In een gesprek is het belangrijk dat de ander aandacht krijgt. Die ander zal het direct merken als jij je aandacht
er niet helemaal bij hebt. Oogcontact is hierbij een belangrijk middel. Je kijkt de ander recht in de ogen zonder hem of haar in verlegenheid te brengen.
Reageer tijdens het luisteren met non-verbale uitdrukkingen om aan te geven dat je ook echt luistert..
Als verkoopmedewerker moet je in een verkoopgesprek zo veel mogelijk informatie van de klant zien te krijgen.
Je moet daarom een stimulerendeluisterhouding aannemen. Een houding die de klant uitnodigt om duidelijkheid
te geven over zijn wensen en behoeften.
Een stimulerende luisterhouding krijg je door open vragen te stellen en korte opmerkingen te maken waardoor
je de klant aanmoedigt om verder te vertellen.
Knikken en glimlachen kunnen hierbij stimulerend werken. Door een stilte in het gesprek te laten vallen, zal de klant de behoefte krijgen deze stilte te doorbreken. Hij zal op dat moment nog meer vertellen over zijn wensen ten aanzien van het artikel.
Door aandachtig te luisteren kun je op de juiste manier reageren op wat de klant zegt.
Door goed te luisteren kun je te weten komen wat de ander aan informatie over wil brengen.
In veel gevallen is alleen goed luisteren niet voldoende om alle informatie die je wilt hebben te achterhalen.
In een verkoopgesprek moet je erachter zien te komen wat de wensen en koopbehoeften van de klant zijn. Ook moet je nagaan of de informatie die je hebt gegeven op de juiste manier is overgekomen en begrepen. Naast goed luisteren is het stellen van vragen hierbij een belangrijk hulpmiddel. Het stellen van een vraag is een techniek apart. Wat zijn goede vragen, op welke manier moet je de vraag stellen en op welk moment moet
je welke vraag stellen? Vragen kun je op verschillende manieren stellen. Ook kunnen vragen een verschillend doel hebben. In deze les behandelen verschillende soorten vragen.
Om er al een beetje in te komen kun je alvast gaan kijken naar een sketch uit de scherpschutters? Welke vragensoorten kun je uit dit verkoopgesprek halen? Kun je ook de koopwens achterhalen?
scherpschutters, waar hebt u het voor nodig?
Open Vragen
We spreken van een openvraag als de ander geen keuze hoeft te maken uit een aantal mogelijke antwoorden.

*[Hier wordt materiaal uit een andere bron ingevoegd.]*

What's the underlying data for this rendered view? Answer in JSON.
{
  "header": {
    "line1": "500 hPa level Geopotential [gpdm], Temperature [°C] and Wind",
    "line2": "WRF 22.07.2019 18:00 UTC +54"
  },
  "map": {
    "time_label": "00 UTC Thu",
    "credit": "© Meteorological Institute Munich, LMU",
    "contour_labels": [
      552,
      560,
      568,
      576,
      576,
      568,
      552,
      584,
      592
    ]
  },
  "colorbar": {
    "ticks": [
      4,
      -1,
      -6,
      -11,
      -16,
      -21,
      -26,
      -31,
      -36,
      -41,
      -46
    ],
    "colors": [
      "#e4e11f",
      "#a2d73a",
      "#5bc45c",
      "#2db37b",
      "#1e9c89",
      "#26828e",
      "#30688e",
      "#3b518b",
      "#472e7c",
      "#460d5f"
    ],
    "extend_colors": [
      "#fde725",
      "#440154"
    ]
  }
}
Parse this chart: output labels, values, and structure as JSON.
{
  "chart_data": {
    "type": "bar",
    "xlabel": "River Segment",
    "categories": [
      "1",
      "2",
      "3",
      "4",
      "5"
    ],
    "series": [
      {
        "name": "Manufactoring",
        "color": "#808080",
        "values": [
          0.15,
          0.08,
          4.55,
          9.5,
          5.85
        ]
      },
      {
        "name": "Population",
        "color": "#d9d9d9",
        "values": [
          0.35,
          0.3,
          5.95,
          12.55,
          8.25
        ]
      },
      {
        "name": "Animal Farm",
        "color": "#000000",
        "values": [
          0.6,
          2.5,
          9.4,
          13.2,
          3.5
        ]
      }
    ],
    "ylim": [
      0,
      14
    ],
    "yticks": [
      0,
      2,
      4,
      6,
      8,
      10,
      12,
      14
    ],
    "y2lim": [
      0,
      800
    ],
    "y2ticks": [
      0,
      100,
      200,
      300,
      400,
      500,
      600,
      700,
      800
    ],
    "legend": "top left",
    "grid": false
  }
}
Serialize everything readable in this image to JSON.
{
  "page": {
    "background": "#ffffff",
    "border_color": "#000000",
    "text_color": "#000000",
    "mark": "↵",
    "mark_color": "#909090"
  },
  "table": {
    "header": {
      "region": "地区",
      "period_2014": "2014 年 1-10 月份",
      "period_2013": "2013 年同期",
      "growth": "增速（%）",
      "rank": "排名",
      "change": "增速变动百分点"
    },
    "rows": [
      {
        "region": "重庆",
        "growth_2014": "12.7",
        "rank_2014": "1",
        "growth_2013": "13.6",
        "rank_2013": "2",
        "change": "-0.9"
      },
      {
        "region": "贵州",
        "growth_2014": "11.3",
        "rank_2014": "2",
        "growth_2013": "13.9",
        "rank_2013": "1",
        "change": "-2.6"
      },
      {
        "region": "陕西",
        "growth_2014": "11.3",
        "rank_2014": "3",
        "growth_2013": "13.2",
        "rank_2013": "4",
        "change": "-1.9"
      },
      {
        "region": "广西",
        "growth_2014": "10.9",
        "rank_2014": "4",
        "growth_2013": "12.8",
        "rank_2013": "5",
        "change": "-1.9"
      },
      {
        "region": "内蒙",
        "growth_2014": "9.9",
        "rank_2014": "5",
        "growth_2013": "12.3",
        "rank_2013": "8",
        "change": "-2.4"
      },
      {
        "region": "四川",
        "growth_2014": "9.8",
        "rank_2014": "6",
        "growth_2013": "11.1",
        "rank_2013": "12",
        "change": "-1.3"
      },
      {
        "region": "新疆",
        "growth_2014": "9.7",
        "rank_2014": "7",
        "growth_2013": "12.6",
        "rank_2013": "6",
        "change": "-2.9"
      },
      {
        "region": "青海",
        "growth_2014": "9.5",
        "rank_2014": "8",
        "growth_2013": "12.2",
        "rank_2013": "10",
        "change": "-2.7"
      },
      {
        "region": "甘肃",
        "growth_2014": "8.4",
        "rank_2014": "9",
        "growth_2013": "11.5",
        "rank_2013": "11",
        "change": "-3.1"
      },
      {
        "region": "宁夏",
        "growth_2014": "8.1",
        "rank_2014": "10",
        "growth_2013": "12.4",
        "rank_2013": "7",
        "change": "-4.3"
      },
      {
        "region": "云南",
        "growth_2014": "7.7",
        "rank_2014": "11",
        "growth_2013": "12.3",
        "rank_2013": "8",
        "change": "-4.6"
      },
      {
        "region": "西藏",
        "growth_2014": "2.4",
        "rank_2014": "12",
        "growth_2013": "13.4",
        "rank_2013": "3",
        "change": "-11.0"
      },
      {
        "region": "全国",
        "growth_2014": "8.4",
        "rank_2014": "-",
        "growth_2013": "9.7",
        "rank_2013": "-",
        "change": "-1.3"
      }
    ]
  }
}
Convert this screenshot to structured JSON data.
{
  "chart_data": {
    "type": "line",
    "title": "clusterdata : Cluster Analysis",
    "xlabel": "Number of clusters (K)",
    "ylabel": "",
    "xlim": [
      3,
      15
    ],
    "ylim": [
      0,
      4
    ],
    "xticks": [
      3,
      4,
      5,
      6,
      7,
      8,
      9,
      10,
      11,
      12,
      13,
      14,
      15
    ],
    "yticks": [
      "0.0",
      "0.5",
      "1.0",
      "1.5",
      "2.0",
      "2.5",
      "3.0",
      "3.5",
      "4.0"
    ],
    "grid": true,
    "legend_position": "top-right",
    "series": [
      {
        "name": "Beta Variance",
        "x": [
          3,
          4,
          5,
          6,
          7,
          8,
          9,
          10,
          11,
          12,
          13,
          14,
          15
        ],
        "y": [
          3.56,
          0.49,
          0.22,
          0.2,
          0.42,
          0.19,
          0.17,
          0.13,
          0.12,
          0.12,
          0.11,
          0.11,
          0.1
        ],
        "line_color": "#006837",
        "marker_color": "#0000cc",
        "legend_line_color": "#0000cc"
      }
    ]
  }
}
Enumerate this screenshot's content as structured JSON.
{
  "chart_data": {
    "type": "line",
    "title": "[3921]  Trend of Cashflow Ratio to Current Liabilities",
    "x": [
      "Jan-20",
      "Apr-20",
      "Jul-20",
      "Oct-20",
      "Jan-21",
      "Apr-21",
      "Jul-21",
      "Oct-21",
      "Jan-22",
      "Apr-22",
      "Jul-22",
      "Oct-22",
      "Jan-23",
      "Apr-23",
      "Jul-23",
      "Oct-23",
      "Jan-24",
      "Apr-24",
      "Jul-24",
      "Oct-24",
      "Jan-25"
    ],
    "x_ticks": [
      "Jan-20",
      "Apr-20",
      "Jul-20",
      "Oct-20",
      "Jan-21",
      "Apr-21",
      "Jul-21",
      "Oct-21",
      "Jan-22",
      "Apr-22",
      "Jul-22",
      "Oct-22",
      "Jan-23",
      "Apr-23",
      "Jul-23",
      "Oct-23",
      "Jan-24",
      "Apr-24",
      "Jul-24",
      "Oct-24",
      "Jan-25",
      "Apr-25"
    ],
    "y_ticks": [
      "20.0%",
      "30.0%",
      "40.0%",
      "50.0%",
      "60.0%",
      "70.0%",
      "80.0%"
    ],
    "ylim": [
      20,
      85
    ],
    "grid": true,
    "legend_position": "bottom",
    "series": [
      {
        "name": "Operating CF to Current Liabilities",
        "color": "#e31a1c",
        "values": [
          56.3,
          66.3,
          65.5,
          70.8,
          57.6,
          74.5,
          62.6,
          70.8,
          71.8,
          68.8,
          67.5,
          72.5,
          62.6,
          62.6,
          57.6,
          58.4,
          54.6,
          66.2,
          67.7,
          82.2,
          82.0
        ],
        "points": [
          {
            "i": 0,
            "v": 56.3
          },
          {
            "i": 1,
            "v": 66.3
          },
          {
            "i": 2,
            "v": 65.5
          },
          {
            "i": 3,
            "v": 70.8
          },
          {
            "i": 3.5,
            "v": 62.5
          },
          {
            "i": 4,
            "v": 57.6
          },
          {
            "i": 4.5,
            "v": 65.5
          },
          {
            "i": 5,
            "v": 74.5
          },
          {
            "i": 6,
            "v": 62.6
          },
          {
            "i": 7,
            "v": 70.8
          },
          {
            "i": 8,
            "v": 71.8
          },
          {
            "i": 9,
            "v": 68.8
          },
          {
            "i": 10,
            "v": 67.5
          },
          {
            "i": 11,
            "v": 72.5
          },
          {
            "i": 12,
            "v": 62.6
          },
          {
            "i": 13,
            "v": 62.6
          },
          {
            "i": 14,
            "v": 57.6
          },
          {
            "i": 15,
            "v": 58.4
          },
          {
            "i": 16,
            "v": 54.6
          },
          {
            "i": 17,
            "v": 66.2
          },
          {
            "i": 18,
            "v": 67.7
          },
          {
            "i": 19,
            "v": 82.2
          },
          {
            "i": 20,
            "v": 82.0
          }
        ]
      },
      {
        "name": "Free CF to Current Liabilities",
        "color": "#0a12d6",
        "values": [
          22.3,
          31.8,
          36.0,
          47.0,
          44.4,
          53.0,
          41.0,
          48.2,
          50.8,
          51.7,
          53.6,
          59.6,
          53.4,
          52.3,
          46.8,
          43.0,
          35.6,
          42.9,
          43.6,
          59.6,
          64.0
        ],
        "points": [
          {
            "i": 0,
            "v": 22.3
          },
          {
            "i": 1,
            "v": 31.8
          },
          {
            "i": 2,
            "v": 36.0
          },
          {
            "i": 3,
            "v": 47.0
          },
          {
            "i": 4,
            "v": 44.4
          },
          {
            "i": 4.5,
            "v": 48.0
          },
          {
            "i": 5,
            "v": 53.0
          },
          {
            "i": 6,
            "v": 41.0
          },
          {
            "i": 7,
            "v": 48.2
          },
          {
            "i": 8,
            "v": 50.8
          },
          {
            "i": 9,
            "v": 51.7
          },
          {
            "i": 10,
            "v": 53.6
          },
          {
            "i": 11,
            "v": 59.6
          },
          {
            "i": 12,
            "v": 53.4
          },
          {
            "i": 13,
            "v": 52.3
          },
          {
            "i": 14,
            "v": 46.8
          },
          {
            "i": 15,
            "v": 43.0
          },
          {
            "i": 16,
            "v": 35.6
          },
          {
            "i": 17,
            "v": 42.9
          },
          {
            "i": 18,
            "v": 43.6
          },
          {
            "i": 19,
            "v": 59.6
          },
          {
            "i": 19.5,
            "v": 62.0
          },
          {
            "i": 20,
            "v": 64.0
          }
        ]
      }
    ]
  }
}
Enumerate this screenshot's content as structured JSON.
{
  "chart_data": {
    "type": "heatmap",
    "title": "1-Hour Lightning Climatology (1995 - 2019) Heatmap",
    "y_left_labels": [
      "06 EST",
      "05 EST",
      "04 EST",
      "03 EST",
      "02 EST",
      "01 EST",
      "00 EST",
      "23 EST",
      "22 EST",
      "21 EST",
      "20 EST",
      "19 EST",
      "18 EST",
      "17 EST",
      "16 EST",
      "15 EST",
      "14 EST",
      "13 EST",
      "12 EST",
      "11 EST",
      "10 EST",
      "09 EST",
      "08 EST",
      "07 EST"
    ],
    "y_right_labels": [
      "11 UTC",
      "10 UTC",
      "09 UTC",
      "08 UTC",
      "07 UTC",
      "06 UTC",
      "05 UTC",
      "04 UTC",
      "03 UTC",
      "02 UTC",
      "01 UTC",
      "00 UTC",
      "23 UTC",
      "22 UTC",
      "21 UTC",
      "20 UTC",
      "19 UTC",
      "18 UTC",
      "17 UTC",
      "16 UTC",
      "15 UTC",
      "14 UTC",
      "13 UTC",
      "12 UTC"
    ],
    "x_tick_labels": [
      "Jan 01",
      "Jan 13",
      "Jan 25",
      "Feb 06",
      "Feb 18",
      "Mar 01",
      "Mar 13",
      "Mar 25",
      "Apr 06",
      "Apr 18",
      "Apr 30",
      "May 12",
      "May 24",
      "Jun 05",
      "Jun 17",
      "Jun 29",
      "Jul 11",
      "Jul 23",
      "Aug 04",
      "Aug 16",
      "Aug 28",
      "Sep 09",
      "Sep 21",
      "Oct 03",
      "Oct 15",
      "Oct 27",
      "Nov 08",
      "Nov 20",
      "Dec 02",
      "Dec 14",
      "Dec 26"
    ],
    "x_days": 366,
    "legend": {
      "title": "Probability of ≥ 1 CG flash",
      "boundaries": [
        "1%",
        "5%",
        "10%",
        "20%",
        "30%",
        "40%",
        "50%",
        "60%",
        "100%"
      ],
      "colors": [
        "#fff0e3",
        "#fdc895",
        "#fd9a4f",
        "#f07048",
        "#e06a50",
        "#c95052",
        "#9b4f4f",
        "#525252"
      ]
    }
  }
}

Hij kan geheel vrij in zijn eigen woorden een antwoord formuleren. Met het stellen van open vragen wordt de klant min of meer gedwongen tot praten en dus tot het geven van informatie, waar jij later in het gesprek jouw verkoopargumenten op kunt afstemmen.
Op een open vraag kan de klant niet met ja of nee antwoorden.
Open vragen beginnen niet met een werkwoord maar met een vraagwoord. Hoe? Wat? Waar? Waarom? Hoeveel? Waarvoor? Wanneer?
Vooral aan het begin van een verkoopgesprek is het nuttig dat je open vragen stelt. De klant kan dan zijn eigen gedachten en meningen inbrengen.
Voorbeelden van open vragen:
• Waarvoor gaat u de trapleer het meest gebruiken?
• Wat is uw mening hierover?
• Hoe staat u hier tegenover?
• Welk merk gebruikt u op dit moment?
• Hoeveel mensen verwacht u?
• Wanneer zullen wij het bij u bezorgen?
Gesloten vragen
Een geslotenvraag is een vraag waarbij de ander een aantal antwoordmogelijkheden krijgt voorgelegd waaruit
hij een keuze moet maken. Gesloten vragen zijn bijvoorbeeld de vragen waarop de ander met een simpel ja
of nee kan antwoorden. Door de klant gesloten vragen te stellen kun je een reeks mogelijkheden uitsluiten, zodat je gerichter verder kunt praten.
Vooral in de eerste fase van een verkoopgesprek kan een gesloten vraag dodelijk zijn voor de rest van het gesprek.
In de loop van het gesprek zijn gesloten vragen wel zinvol als het erom gaat concreet tot een aankoop te komen. Voorbeelden van gesloten vragen:
• Bent u tevreden met de vorige aankoop?
• Zal ik die rode dan maar inpakken?
• U neemt deze?
• Kan ik u helpen?.............NEE!!!!!!
Gerichte vragen
Een gerichtevraag stel je als er een concreet punt is waarover je informatie wilt krijgen. Een gerichte vraag is sturend van aard, het antwoord wordt door de vraag afgebakend.
Voorbeelden van gerichte vragen:
• Op welk adres kan het artikel worden bezorgd?
• Welke kleur heeft u in gedachte?
• Gaat u akkoord met deze korting?
Keuzevragen
Een keuzevraag kan in een gesprek vooral worden gebruikt wanneer je na een lange discussie op een beslissing aan wilt sturen. Met een keuzevraag zet je de klant min of meer onder druk om tot een beslissing te komen.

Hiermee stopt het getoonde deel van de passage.